Factors associated with new leprosy diagnosis in Kwale County, Kenya
Data files
Oct 22, 2025 version files 51.04 KB
Abstract
Leprosy, a chronic bacterial disease caused by Mycobacterium leprae, is curable yet neglected. Approximately 200,000 new cases are reported globally each year, with India contributing 60%. In 2020, the African WHO regions had a leprosy burden of 14.9 per 1,000,000 population. Despite maintaining the global elimination target of <1/10000 population, Kenya reported a six-fold increase in cases(63-163) from 2011 to 2021, with Kwale County contributing 24.3%. This study aimed to determine the factors associated with new leprosy diagnoses.
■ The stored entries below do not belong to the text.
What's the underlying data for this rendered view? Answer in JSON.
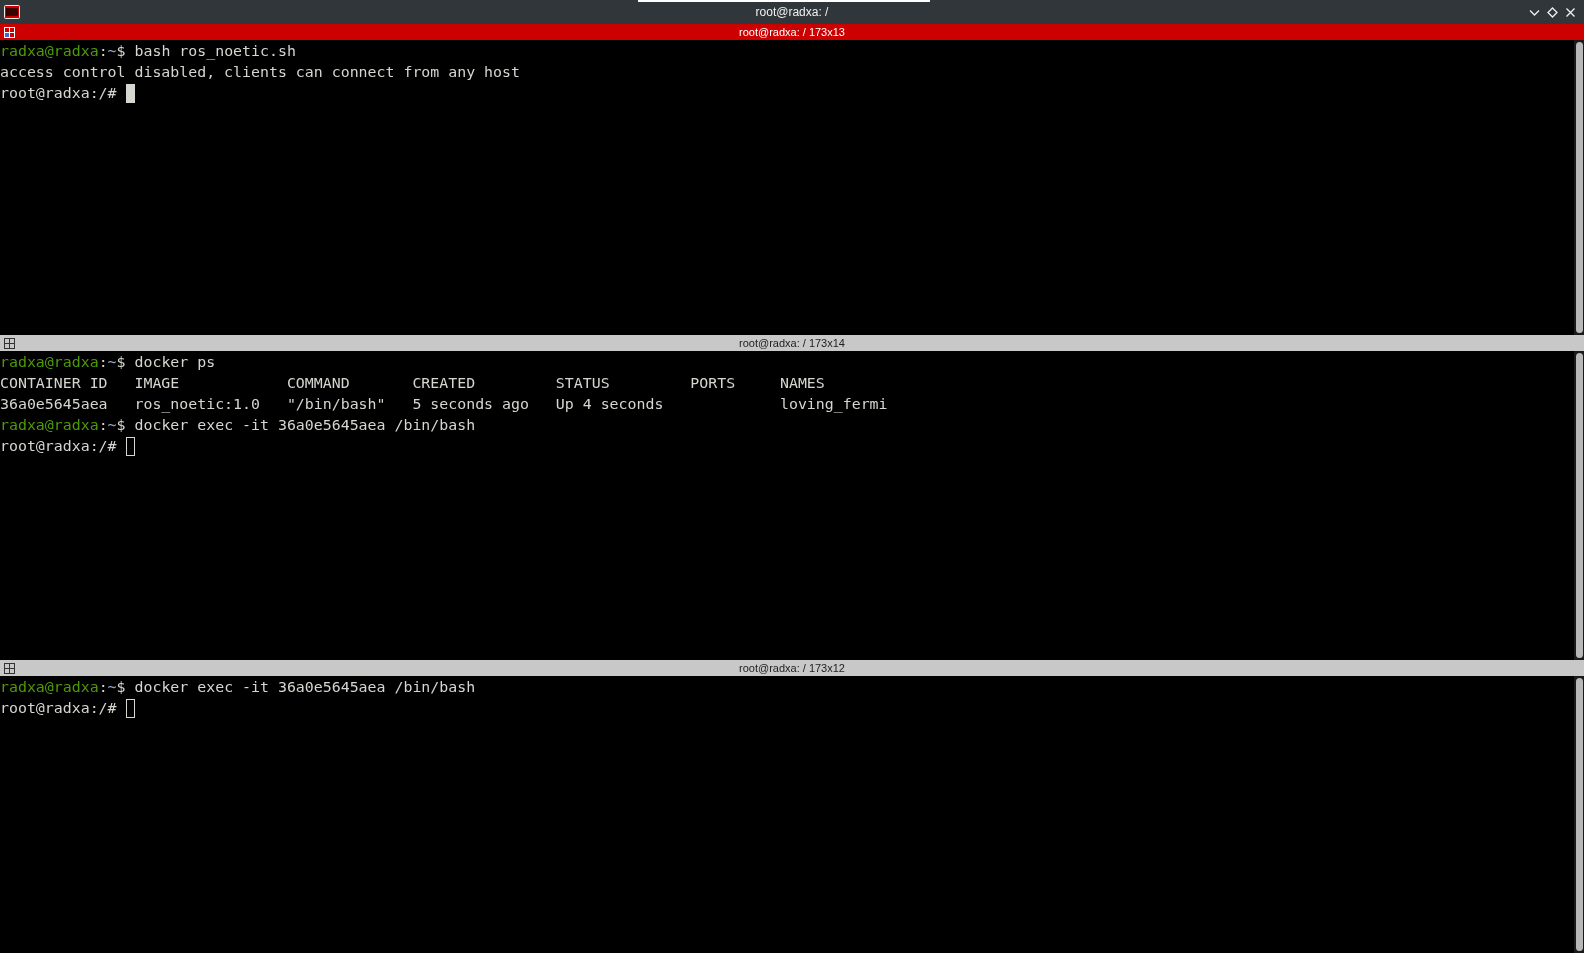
{
  "window": {
    "title": "root@radxa: /"
  },
  "panes": [
    {
      "title": "root@radxa: / 173x13",
      "focused": true,
      "lines": [
        {
          "cursor": false,
          "segments": [
            {
              "kind": "user",
              "text": "radxa@radxa"
            },
            {
              "kind": "plain",
              "text": ":"
            },
            {
              "kind": "path",
              "text": "~"
            },
            {
              "kind": "plain",
              "text": "$ bash ros_noetic.sh"
            }
          ]
        },
        {
          "cursor": false,
          "segments": [
            {
              "kind": "plain",
              "text": "access control disabled, clients can connect from any host"
            }
          ]
        },
        {
          "cursor": true,
          "segments": [
            {
              "kind": "plain",
              "text": "root@radxa:/# "
            }
          ]
        }
      ]
    },
    {
      "title": "root@radxa: / 173x14",
      "focused": false,
      "lines": [
        {
          "cursor": false,
          "segments": [
            {
              "kind": "user",
              "text": "radxa@radxa"
            },
            {
              "kind": "plain",
              "text": ":"
            },
            {
              "kind": "path",
              "text": "~"
            },
            {
              "kind": "plain",
              "text": "$ docker ps"
            }
          ]
        },
        {
          "cursor": false,
          "segments": [
            {
              "kind": "plain",
              "text": "CONTAINER ID   IMAGE            COMMAND       CREATED         STATUS         PORTS     NAMES"
            }
          ]
        },
        {
          "cursor": false,
          "segments": [
            {
              "kind": "plain",
              "text": "36a0e5645aea   ros_noetic:1.0   \"/bin/bash\"   5 seconds ago   Up 4 seconds             loving_fermi"
            }
          ]
        },
        {
          "cursor": false,
          "segments": [
            {
              "kind": "user",
              "text": "radxa@radxa"
            },
            {
              "kind": "plain",
              "text": ":"
            },
            {
              "kind": "path",
              "text": "~"
            },
            {
              "kind": "plain",
              "text": "$ docker exec -it 36a0e5645aea /bin/bash"
            }
          ]
        },
        {
          "cursor": true,
          "segments": [
            {
              "kind": "plain",
              "text": "root@radxa:/# "
            }
          ]
        }
      ]
    },
    {
      "title": "root@radxa: / 173x12",
      "focused": false,
      "lines": [
        {
          "cursor": false,
          "segments": [
            {
              "kind": "user",
              "text": "radxa@radxa"
            },
            {
              "kind": "plain",
              "text": ":"
            },
            {
              "kind": "path",
              "text": "~"
            },
            {
              "kind": "plain",
              "text": "$ docker exec -it 36a0e5645aea /bin/bash"
            }
          ]
        },
        {
          "cursor": true,
          "segments": [
            {
              "kind": "plain",
              "text": "root@radxa:/# "
            }
          ]
        }
      ]
    }
  ]
}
We conducted a 1:3 case-control study in the Kwale from June to September 2023. Cases included people who were treated for leprosy based on clinical/laboratory and epidemiological criteria between January 2022 and May 2023. Controls were persons with no signs or symptoms and were a neighboring household to a case in another or nearby plot, matched by sex, age group of ±10 years, and village. Questionnaires were administered to both groups. Factors associated with Leprosy were evaluated using multivariable logistic regression. Stepwise backward elimination was used to build a final model; p-values of ≤0.05 were considered significant. A total of 65 cases and 195 controls were enrolled. The mean age was 55 years (SD±16) for the cases and 54 years (SD±15) for the controls. Among cases,56.6% (n=37) were married, compared to 71.1% (n=139) of controls. 55% (n=36) of the cases and 41% (n=81) of the controls were illiterate. The odds of being diagnosed with leprosy were seven times higher among patients with a family size ≥5 members (aOR=6.99, 95% CI: 2.71–18.06) and four times higher among those with a family contact (aOR=4.33, 95% CI: 2.18–8.58). Social contact (aOR=2.24,95% CI: 1.16–4.32) and non-vaccination with BCG (aOR=2.24,95% CI: 1.11–4.53) are associated with double odds of new leprosy diagnosis. Leprosy prevention efforts in high-burden counties should prioritize early detection, prompt treatment of cases, enhanced community-based surveillance, and household contact tracing to reduce transmission. In addition, the Ministry of Health should sustain and expand the BCG vaccination coverage among all eligible persons.
https://doi.org/10.5061/dryad.pg4f4qs14
Description of the data and file structure
File: Factors_Associated_with_New_Leprosy_Diagnosis_in__Kwale_CountyVersion_III.xlsx
The repository contains data and supporting files for the manuscript titled: “Factors Associated with New Leprosy Diagnosis in Kwale County, Kenya.”
Data Structure:
The dataset consists of de-identified data collected from participants in Kwale County, Kenya, focusing on Factors Associated with New Leprosy Diagnosis
Dataset:
- data_leprosy_kwale_Kenya. Xlsx-Contains anonymized individual-level data with demographic, clinical, behavioural, and environmental risk factors.
- Metadata text -Explains the data collection methods, inclusion/exclusion criteria, and ethical considerations.
File Structure:
- Main datasets, variable descriptions, data collection details, descriptive analysis results, manuscript for submission
Description of key variables:
- Demographic factors: Age, gender, occupation, residence
- Clinical factors: Contact history, BCG vaccination
- Behavioural Factors: Frequency of changing line
- Environmental factors: Family size, overcrowding
Data access & ethical considerations
- The data is de-identified to protect participant privacy.
- Ethical approval was obtained from Moi University Institutional Review and Ethics Committee (Reference number: IREC/405/2023)
Data were analyzed using MS Excel and STATA version 16.1. Descriptive analysis summarized continuous variables as means and standard deviations. Categorical variables as proportions. Bivariate logistic regression assessed the associations between independent variables and the leprosy disease. Variables with p-values ≤0.2 were included in the multivariable analysis. Stepwise backward elimination was applied to build the best-fitting model, given the multiple variables under consideration and the nature of the study design, where the outcome is already known. This technique allowed the efficient selection of the statistically significant risk factors while controlling for potential confounders. Factors with p-values ≤0.05 were retained in the final model. Adjusted odds ratios with 95% confidence intervals were reported to determine the significance of associations.